炎の槍がクラーケン目掛けて飛んでいき、クラーケンが炎に包まれる。
「おし、命中した!イカ焼きの完成だぜ!」
だが、クラーケンの体には傷一つ付いていない。炎のダメージも全く聞いていないようだった。
「それなら、こっちよ!地の果てまで、獲物を追いかけろ!『キルチェーン』!!」
クラーケンに付けられた的に目掛けて、ウィットのダガーが投げられた。だが、クラーケンの体にはダガーは刺さらず、海に落ちた。
「また、ダガー作ってもらわないといけないじゃない!」
そっちかよ!クラーケンへのダメージより、ダガーが回収できないことによる財布へのダメージを気にしているのかもしれない。
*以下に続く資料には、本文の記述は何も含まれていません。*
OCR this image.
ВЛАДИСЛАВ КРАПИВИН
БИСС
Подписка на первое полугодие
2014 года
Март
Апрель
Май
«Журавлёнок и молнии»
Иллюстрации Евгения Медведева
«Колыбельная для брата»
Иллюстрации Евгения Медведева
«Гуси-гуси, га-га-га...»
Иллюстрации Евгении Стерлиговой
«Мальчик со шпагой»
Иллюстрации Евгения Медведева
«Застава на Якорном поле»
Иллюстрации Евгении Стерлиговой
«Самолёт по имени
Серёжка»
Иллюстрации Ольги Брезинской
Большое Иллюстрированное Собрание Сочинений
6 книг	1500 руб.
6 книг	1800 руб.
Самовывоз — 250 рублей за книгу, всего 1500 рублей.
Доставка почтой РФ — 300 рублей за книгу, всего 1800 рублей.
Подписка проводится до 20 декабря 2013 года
「買ったばかりの槍を投げて、無くしてしまったらと考えるともう少しクラーケンが近寄ってこないと戦いづらいな。」
イリス!お前もか!!
「まるでダメージを受けてるようには見えねえな。」
そもそも、イカに効く化合物って何だろう。ぬめりを取るなら塩だが、こんな巨体に効くとは思えないしな。それに、ぬめり取ったから何なんだよってなるし。
「足を狙ってみてくれ!」
アクチスさんの指示に従い、何人かの冒険者が足に攻撃する。
だが、魔法は足の吸盤に吸収されているようだった。そしてこっちに吸盤を向ける。
「まずい!みんな逃げろ!!」
足の吸盤からビームが飛んできた。
「ぐわっ!!」
躱し損ねた冒険者の一人が、ビームに足を貫かれ、多量の出血を伴った。
「もっと、近くに来い!!俺様の鍛えられた上腕筋群を見よ!!」
筋肉だるまのベリルがクラーケンを挑発する。
するとクラーケンは堤防に近づいてきた。そして、その大きな足(手?)がベリルに振り下ろされる。